KBR68H, Surakarta - Pemerintah Kota Surakarta dan Forum Lintas Agama Surakarta menyepakati larangan bagi organisasi masyarakat atau kelompok keagamaan menggelar kegiatan di luar agama yang dianutnya.

 

Kepala Kesbanglinmas Kota Surakarta, Suharso, mencontohkan kegiatan buka puasa bersama yang digelar sejumlah ormas atau kelompok non-islam. Suharso beranggapan larangan tersebut untuk menjaga situasi kondusif Kota Surakarta.

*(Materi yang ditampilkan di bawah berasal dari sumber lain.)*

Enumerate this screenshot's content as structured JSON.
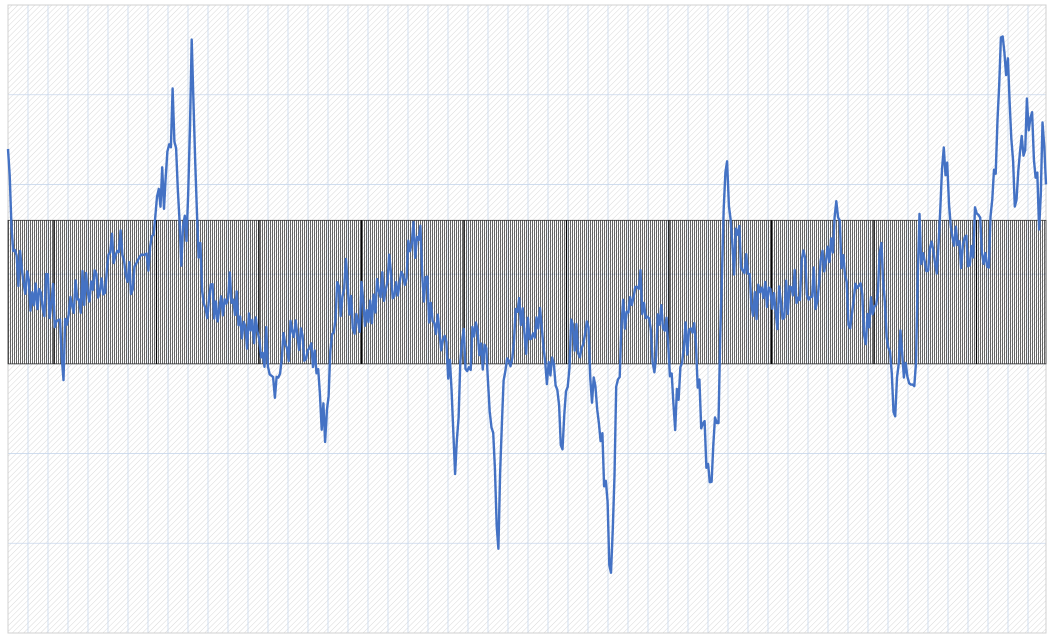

“Kita sudah menggelar pertemuan informal dengan forum lintas agama. Hasilnya bahwa ormas atau kelompok keagamaan dilarang menggelar kegiatan di luar agama yang dianutnya. Misalnya, kegiatan buka puasa bersama yang digelar kelompok atau ormas non-islam. Itu jelas dilarang. Buka puasa itu kan termasuk rangkaian ibadah. Jadi kelompok agama selain agama yang dianutnya tidak bisa mengintervensi. Hal ini untuk menjaga kondusifitas kota Surakarta.”

Lebih lanjut Suharso mengungkapkan dalam pertemuan lintas agama tersebut juga melarang ormas keagamaan melakukan sweeping selama bulan puasa. Suharso menegaskan sweeping hanya dilakukan aparat kepolisian. Selama puluhan tahun sebuah gereja di kota Surakarta menggelar buka puasa bersama berupa nasi murah lengkap dengan menu nasi, lauk, air minum, dan sayur seharga 500 rupiah sebagai bentuk solidaritas dan toleransi keagamaan. Setiap hari ratusan warga mengikuti kegiatan tersebut. Namun beberapa tahun lalu, kegiatan ini dihentikan karena dituding menyebarkan agama non-islam dan mengganggu kegiatan agama Islam. Penyelenggara membantah tudingan tersebut.